As an aside, I bought a game ages ago that must have been written for a 386/486 and ran it on my P233 (as it was at the time). The game was unplayable because of the speed. I dread to think how it would run on my Athlon 1800+XP... *shudder*
I think these guys are getting dangerously close to cause irreparable harm to the universe as discussed here.
I only post comments when someone on the internet is wrong.
Pretty much all you have to do to set overclocking records in Finland is put a jacket on and open a window.
That's what the "Turbo" button on the front of your case is for.
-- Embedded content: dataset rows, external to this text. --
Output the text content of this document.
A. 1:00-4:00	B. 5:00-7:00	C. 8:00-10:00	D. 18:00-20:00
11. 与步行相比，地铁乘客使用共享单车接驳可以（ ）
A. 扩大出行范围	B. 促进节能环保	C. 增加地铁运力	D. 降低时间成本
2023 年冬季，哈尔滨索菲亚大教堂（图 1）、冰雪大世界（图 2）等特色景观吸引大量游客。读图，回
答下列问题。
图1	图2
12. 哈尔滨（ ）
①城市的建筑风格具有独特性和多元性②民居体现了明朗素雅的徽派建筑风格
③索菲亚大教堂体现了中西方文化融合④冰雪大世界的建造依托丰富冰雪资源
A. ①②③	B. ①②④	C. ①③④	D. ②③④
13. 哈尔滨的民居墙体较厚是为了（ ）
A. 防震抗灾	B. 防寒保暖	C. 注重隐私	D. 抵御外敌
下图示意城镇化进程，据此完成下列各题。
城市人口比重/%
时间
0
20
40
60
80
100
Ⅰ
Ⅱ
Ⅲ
You do have a Turbo button, right...
--
Evan "What else has disappeared from PCs that I never noticed?" E.
"$30 for the One True Ring. $10 each additional ring!" -- JRR "Bob" Tolkien
Why don't you guys ever have any articles on underclocking? Are underclockers really that bad? What are some of the advantages of underclocking?
- Underclock a 2.0GHz to 1.0Ghz, and you can throw away your CPU fan.
- Underclock to 500MHz and you can get rid of your case fan.
- Underclock to 4.77Mhz and you can run older versions of Fligh Simulator.
- Underclock to 4.0 MHz and you can pretend you are running a Z80.
- Underclock too 100KHz and you can actually watch your instructions exeecute.